Especially when followed up with a soup plate of today's special: spaghetti noodles topped with chili and hot melted cheddar cheese. Kind of like what you would make at home when randomly dumping leftovers together.

It was an abundant way to work at a piece of writing that was going to be a wind-up to showing God's surprising abundance as its climax. I may hate the writing in the morning (I'm afraid to look right now), but at least there's something there to revise.

There's plenty of troubling stuff going on around me, with family, friends, work. The usual sort of life worries that I feel all all-too-responsible for fixing. I spent an hour or two driving my head into my pillow last night as I wandered through the worry labyrinth in my brain instead of sleeping.
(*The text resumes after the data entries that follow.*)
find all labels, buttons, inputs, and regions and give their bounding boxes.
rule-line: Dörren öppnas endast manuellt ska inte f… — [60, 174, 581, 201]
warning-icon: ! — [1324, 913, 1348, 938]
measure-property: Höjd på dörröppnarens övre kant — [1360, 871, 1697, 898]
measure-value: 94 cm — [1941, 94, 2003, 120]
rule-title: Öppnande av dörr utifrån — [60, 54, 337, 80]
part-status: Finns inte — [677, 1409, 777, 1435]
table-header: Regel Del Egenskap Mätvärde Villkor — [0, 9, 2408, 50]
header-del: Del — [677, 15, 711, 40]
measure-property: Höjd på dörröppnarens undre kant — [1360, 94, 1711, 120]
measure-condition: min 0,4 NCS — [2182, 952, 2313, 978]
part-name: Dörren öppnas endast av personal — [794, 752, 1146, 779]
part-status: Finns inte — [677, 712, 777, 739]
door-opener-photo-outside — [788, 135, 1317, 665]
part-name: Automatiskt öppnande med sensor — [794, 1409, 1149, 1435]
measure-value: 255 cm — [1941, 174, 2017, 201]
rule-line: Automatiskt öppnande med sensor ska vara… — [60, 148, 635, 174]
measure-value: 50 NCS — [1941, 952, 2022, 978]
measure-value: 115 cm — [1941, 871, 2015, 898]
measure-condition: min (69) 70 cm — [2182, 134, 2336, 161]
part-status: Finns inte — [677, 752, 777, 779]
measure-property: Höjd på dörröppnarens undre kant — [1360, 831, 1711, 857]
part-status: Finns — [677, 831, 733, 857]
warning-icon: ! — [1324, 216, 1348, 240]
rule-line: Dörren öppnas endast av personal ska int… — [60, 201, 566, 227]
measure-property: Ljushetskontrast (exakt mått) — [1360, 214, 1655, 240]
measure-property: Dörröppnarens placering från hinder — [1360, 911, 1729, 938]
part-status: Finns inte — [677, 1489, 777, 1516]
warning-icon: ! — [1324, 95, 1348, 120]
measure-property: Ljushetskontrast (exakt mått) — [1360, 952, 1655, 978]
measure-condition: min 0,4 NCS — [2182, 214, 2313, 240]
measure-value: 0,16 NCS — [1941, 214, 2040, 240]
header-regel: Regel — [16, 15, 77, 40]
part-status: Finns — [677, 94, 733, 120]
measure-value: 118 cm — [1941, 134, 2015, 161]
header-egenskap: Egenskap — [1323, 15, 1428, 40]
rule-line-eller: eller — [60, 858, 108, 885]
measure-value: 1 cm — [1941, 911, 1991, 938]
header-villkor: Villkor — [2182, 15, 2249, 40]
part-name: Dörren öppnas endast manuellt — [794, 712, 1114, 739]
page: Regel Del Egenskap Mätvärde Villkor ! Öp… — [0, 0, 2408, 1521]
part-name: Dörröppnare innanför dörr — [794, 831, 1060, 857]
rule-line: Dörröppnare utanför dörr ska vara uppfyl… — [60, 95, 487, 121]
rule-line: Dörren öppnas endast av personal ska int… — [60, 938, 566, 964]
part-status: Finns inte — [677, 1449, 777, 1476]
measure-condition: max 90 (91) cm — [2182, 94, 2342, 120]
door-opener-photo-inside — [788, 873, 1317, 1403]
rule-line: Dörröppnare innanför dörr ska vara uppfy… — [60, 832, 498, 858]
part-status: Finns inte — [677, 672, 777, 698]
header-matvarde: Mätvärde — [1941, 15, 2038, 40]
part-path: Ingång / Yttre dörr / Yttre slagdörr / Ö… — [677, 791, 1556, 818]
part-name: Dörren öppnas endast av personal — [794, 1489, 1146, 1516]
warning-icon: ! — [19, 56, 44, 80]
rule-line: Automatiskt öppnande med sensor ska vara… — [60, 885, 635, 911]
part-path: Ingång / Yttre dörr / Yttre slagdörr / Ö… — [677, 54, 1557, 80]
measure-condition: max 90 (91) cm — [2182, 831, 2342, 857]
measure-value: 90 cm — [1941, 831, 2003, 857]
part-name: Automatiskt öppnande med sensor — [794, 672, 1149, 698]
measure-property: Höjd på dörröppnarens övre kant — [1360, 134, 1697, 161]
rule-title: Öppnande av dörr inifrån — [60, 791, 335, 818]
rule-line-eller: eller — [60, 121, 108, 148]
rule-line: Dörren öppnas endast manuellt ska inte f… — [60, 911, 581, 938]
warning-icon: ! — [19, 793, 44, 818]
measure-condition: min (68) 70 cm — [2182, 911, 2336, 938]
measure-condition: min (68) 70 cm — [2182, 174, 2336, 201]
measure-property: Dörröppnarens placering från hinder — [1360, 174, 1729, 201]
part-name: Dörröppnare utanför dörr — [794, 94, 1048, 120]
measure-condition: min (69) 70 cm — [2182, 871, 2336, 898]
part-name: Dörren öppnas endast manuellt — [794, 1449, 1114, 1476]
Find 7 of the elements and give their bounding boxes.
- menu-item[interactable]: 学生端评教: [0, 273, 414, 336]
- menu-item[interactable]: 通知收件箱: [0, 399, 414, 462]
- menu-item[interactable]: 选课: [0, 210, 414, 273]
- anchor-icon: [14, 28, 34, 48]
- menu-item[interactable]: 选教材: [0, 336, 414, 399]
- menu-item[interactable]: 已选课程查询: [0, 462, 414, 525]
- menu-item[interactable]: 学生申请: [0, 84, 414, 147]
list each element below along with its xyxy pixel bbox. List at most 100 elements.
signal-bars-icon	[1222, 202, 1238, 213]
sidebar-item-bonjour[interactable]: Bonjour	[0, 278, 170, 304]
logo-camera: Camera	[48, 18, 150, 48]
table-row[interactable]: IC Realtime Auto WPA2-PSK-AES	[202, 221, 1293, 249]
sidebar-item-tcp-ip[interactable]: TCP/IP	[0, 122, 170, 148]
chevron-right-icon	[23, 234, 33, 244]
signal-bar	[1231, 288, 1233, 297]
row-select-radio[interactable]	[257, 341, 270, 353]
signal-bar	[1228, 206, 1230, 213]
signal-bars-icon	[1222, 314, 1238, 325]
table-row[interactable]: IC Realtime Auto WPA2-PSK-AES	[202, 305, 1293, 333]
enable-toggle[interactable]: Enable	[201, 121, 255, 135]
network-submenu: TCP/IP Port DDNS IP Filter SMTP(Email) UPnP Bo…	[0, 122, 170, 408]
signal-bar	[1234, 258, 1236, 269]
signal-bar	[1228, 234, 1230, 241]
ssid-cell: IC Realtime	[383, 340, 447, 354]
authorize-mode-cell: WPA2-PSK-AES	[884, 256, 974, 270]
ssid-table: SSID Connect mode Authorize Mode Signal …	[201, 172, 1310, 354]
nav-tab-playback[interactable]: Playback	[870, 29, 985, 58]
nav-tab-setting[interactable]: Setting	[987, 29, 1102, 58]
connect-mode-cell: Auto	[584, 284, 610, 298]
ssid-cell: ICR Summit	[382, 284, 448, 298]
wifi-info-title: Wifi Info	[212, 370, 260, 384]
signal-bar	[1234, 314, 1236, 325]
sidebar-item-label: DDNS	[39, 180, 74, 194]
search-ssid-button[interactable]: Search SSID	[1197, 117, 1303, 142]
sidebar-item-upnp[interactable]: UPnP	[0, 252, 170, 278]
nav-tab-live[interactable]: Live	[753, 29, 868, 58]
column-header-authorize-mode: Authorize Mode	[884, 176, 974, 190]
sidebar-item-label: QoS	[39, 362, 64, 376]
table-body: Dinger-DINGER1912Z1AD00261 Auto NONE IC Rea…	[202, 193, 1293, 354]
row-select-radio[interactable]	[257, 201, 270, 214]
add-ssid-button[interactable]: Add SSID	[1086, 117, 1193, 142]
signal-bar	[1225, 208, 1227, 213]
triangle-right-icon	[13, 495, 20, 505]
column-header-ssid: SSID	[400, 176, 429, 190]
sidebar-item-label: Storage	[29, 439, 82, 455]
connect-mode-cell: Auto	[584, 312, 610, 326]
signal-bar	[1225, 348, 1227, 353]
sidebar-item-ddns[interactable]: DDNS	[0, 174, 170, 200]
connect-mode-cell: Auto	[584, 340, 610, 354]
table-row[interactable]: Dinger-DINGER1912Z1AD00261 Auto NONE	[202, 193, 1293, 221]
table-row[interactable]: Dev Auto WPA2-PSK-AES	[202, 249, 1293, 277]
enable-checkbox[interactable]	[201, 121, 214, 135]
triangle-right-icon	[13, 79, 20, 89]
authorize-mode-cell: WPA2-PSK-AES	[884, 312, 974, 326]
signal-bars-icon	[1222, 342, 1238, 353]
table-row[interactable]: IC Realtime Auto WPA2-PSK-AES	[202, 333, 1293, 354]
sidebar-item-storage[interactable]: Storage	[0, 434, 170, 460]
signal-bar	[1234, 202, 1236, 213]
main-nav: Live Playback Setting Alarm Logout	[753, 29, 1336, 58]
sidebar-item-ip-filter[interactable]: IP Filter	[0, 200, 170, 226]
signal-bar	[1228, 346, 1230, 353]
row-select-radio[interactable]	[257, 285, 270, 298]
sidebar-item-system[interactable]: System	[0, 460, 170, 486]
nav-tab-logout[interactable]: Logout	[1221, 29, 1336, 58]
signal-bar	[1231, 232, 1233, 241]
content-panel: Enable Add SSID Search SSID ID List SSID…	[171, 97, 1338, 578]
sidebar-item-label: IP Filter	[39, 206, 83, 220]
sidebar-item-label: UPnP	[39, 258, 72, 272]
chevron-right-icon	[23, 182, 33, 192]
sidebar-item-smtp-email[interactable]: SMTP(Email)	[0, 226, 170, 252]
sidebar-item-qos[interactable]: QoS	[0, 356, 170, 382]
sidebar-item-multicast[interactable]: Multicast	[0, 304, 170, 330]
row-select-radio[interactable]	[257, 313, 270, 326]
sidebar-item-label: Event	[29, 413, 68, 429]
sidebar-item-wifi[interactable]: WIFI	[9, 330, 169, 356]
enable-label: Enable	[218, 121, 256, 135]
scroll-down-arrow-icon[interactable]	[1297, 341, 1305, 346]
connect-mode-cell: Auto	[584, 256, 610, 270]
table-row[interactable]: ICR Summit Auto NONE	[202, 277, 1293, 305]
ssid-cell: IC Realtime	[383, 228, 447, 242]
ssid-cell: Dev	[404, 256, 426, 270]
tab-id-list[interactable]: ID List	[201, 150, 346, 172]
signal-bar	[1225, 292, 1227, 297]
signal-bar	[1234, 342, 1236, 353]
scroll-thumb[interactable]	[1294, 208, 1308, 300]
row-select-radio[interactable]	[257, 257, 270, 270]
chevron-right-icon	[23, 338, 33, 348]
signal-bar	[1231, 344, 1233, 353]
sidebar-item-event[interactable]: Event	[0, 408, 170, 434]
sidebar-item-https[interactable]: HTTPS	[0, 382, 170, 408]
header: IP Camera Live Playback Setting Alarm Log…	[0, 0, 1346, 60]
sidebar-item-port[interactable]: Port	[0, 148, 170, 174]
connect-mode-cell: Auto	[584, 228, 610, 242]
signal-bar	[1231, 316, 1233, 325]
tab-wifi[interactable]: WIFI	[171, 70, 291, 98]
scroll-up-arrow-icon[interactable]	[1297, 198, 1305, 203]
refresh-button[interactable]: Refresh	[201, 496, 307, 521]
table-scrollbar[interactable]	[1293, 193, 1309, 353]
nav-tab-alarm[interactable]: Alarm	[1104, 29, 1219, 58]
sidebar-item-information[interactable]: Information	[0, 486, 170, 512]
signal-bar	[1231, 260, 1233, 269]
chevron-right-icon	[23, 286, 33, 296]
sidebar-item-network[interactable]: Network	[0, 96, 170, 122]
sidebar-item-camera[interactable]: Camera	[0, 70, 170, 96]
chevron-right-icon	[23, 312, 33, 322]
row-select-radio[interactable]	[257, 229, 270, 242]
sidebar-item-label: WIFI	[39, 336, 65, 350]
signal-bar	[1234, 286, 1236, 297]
Life is difficult, but so often this seems to come as a surprise. I, for one, expected a life made mostly of fuzzy-focused happy endings, but they never seem to arrive--or if they do, they don't stay more than hour or two. At my age, the consciousness of life's limits is very much with me--not so much in terms of my own finitude, but in the knowledge that trouble will continue to find me and those I love, because trouble is out there waiting for all of us.

But a good beer and a good bowl of whatever they called that daily special can sure take the edge off. The happy, dancing girls and the scoop of coffee ice cream offered to me at the birthday party when I went to pick up Eliza didn't hurt either.

Sure beats the great catch of fish that represented God's abundance to Peter--at least in my world!